CompletableFuture caching

1,587 views
Skip to first unread message

Jakub Narloch

unread,
Jan 31, 2016, 4:47:59 PM1/31/16
to mechanica...@googlegroups.com
Hi,

I was hopping to find a place where I could challenge my idea. Lately I had been working on the web project that used heavily Java 8 CompletableFuture for processing and despite that we gain all of benefits of concurrent task executions, we had to give up some others, one of which is cacheing on application logic level. The point is that all of our interfaces were relaying on promises. While it probably would not be a problem to address the issue in simple manner I wanted to have more general approach, so I've made in my spare time a PoC:


This is a "specialized" async kind of cache implementation to which one supplies the unit of work, and receives a promise in exchange. I had to solve the issue on how to co-op with the fact that CompletableFuture will end it work in some future in time and until that time all other attempts to store the same value will result in unnecessary duplications of work. So unlike normal cache where you generally store the values, this one also caches the computations. As long the task is not completed any subsequent attempt to "put" the value will result in returning the same (and only one!) cached instance of CompletableFuture.

Now what I want to ask is whether someone would be willing to take a look at the implementation and share some ideas in terms of correctness and possible extensions and/or optimizations.

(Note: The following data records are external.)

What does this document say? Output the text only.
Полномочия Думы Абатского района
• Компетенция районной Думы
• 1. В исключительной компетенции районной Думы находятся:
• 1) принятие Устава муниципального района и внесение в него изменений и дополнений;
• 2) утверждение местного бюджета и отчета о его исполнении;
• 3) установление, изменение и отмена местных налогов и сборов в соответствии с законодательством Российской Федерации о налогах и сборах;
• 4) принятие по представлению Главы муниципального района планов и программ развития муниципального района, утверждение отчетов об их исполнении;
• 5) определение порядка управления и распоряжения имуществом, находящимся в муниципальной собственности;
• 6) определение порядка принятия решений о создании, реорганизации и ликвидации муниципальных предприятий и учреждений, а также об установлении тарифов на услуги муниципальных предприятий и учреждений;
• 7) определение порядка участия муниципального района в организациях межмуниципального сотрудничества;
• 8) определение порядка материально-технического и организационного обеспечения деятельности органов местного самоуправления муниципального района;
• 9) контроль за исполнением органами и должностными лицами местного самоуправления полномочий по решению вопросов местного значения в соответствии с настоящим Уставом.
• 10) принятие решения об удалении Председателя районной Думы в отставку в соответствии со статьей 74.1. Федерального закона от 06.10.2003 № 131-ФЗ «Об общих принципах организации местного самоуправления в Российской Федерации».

I'm open to discussion.

I see potential in this idea in general.

Nakamura

unread,
Jan 31, 2016, 6:08:09 PM1/31/16
to mechanica...@googlegroups.com
Hi Jakub,
We ran into the same problem when doing asynchronous work.  As far as I can tell, there are three main things that need to be taken care of carefully.

1.  Evict failures properly
2.  Avoid races (which you spoke to)
3.  Interruptions should not cancel work for other workloads

1. is pretty easy, you simply need to set up a handler so that when the future fails, it's evicted.
2. is also pretty easy–it simply requires that you cache the actual future, not the result.  it can be done in other ways, but this is the simplest.
3. is a little tricky, and depends on the future implementation.  In Twitter's, we have a special facility for "detachable" Promises, which can be interrupted efficiently without cancelling the underlying work, but can still cancel the work that would have been done on that future.  As an example:

The first thread comes in, and tries to read a key, "FANCY_KEY" from the cache.  It sees that it isn't cached, so it populates it asynchronously, and we get a handle on a Future.  We add a handler to the Future, so that when it's returned, it logs the returned message.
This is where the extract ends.